Raymond Torres, Funcas situation director, agrees. He sees two major factors supporting the tourism boom in the context of inflation. “It seems contradictory, but European households are using the excess savings accumulated during the pandemic, especially at this stage, to spend on services such as hotels, restaurants and travel. And there is a huge inflation differential between the goods sector – energy and food – and the service sector. This is something very unusual. It’s usually the other way around, and prices tend to go up for services. In other words, while airlines, hotels and restaurants are already raising prices, they have had more leeway to do so without hurting demand.

When will inflation go down?

Summer will pass and the question looming over the scene, particularly among lower-income families who are more aware of price hikes on basic services they cannot do without, like food and energy, is when this escalation will end ? . Talavera believes it will take months. “There are clearer signs of commodity prices falling in anticipation of an economic slowdown and I expect this will gradually dampen inflation after the summer, but as long as energy prices continue to rise I don’t think we will until see a significant fall in inflation well into 2023.”
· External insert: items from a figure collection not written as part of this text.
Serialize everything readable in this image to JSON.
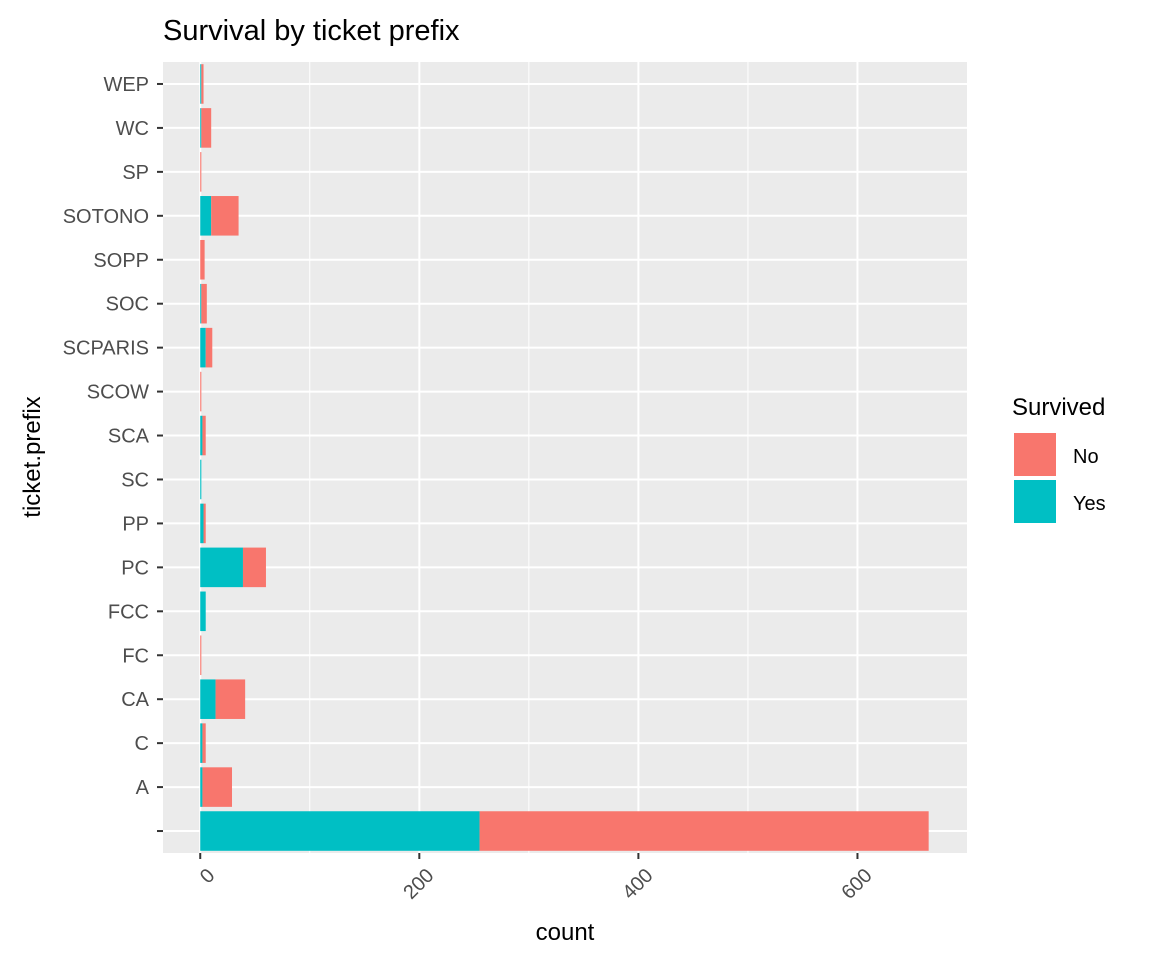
{
  "chart_data": {
    "type": "bar",
    "orientation": "horizontal",
    "stacked": true,
    "title": "Survival by ticket prefix",
    "xlabel": "count",
    "ylabel": "ticket.prefix",
    "categories": [
      "",
      "A",
      "C",
      "CA",
      "FC",
      "FCC",
      "PC",
      "PP",
      "SC",
      "SCA",
      "SCOW",
      "SCPARIS",
      "SOC",
      "SOPP",
      "SOTONO",
      "SP",
      "WC",
      "WEP"
    ],
    "series": [
      {
        "name": "Yes",
        "color": "#00BFC4",
        "values": [
          255,
          2,
          2,
          14,
          0,
          5,
          39,
          3,
          1,
          2,
          0,
          5,
          1,
          0,
          10,
          0,
          1,
          1
        ]
      },
      {
        "name": "No",
        "color": "#F8766D",
        "values": [
          410,
          27,
          3,
          27,
          1,
          0,
          21,
          2,
          0,
          3,
          1,
          6,
          5,
          4,
          25,
          1,
          9,
          2
        ]
      }
    ],
    "legend": {
      "title": "Survived",
      "entries": [
        "No",
        "Yes"
      ],
      "placement": "right"
    },
    "xlim": [
      -34,
      700
    ],
    "xticks": [
      0,
      200,
      400,
      600
    ],
    "grid": true,
    "panel_background": "#EBEBEB",
    "grid_color": "#FFFFFF"
  }
}
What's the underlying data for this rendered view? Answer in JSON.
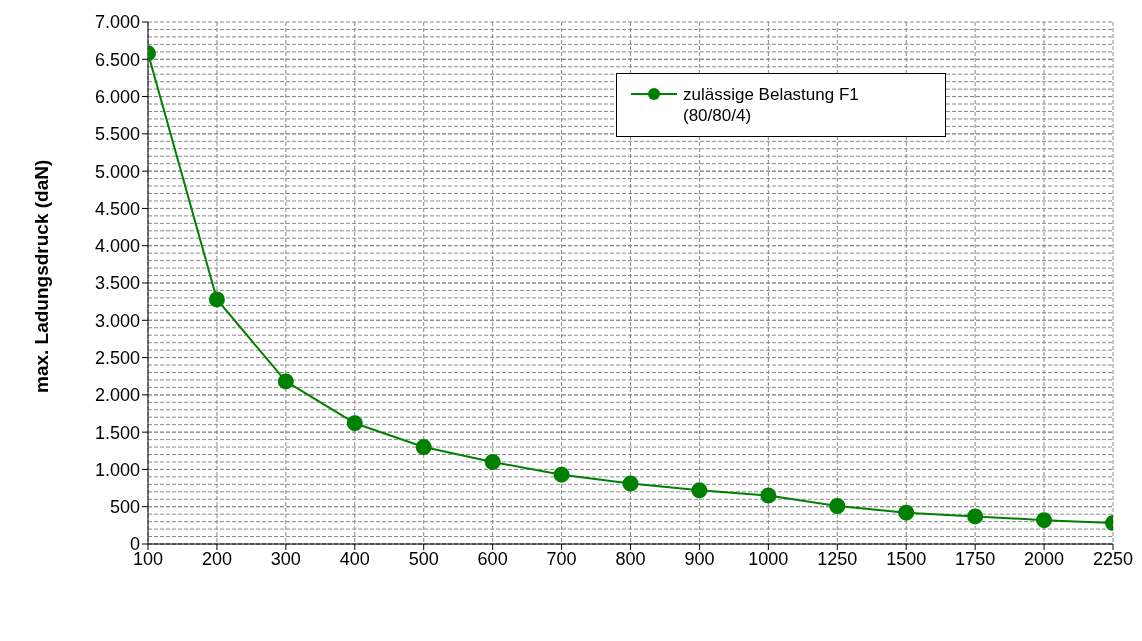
{
  "chart_data": {
    "type": "line",
    "ylabel": "max. Ladungsdruck (daN)",
    "categories": [
      "100",
      "200",
      "300",
      "400",
      "500",
      "600",
      "700",
      "800",
      "900",
      "1000",
      "1250",
      "1500",
      "1750",
      "2000",
      "2250"
    ],
    "series": [
      {
        "name": "zulässige Belastung F1 (80/80/4)",
        "color": "#008000",
        "values": [
          6580,
          3280,
          2180,
          1620,
          1300,
          1100,
          930,
          810,
          720,
          650,
          510,
          420,
          370,
          320,
          280
        ]
      }
    ],
    "ylim": [
      0,
      7000
    ],
    "yticks": [
      {
        "value": 0,
        "label": "0"
      },
      {
        "value": 500,
        "label": "500"
      },
      {
        "value": 1000,
        "label": "1.000"
      },
      {
        "value": 1500,
        "label": "1.500"
      },
      {
        "value": 2000,
        "label": "2.000"
      },
      {
        "value": 2500,
        "label": "2.500"
      },
      {
        "value": 3000,
        "label": "3.000"
      },
      {
        "value": 3500,
        "label": "3.500"
      },
      {
        "value": 4000,
        "label": "4.000"
      },
      {
        "value": 4500,
        "label": "4.500"
      },
      {
        "value": 5000,
        "label": "5.000"
      },
      {
        "value": 5500,
        "label": "5.500"
      },
      {
        "value": 6000,
        "label": "6.000"
      },
      {
        "value": 6500,
        "label": "6.500"
      },
      {
        "value": 7000,
        "label": "7.000"
      }
    ],
    "grid": true,
    "legend": "top right",
    "marker": "circle",
    "line_style": "solid"
  }
}
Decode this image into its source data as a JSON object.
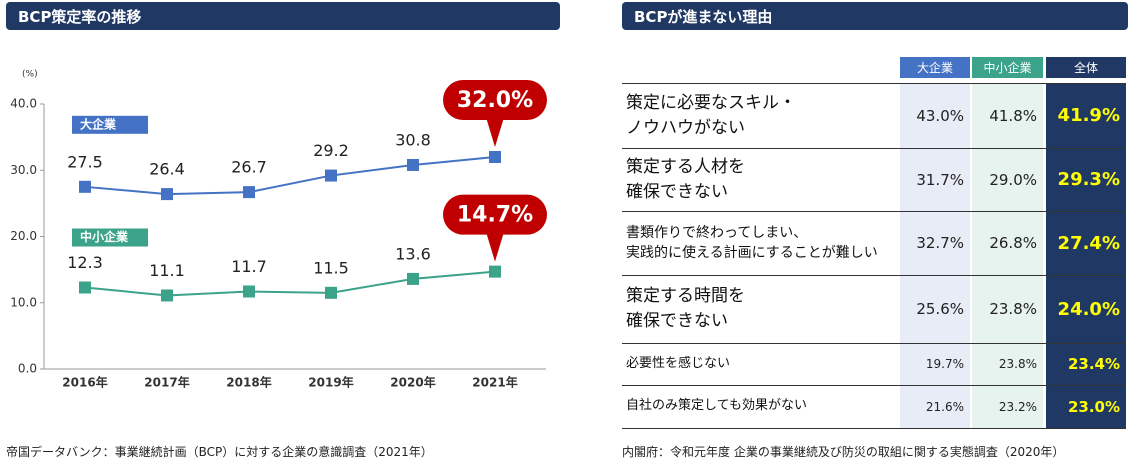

Ignacio de la Torre, chief economist at Arcano Partners, also notes this lag between market movements and real prices. “Although commodities fell in July, they are not yet being transferred to households or companies on a large scale. There is a lag, so energy and food will continue to be high,” he explains. For him, he forecasts clear signs of a fall in inflation in the fourth quarter. In these last three months, the base effect will play a greater role, ie compared to months when high inflation was already registered, over 5%, it will be more difficult for prices to maintain the rate of increase.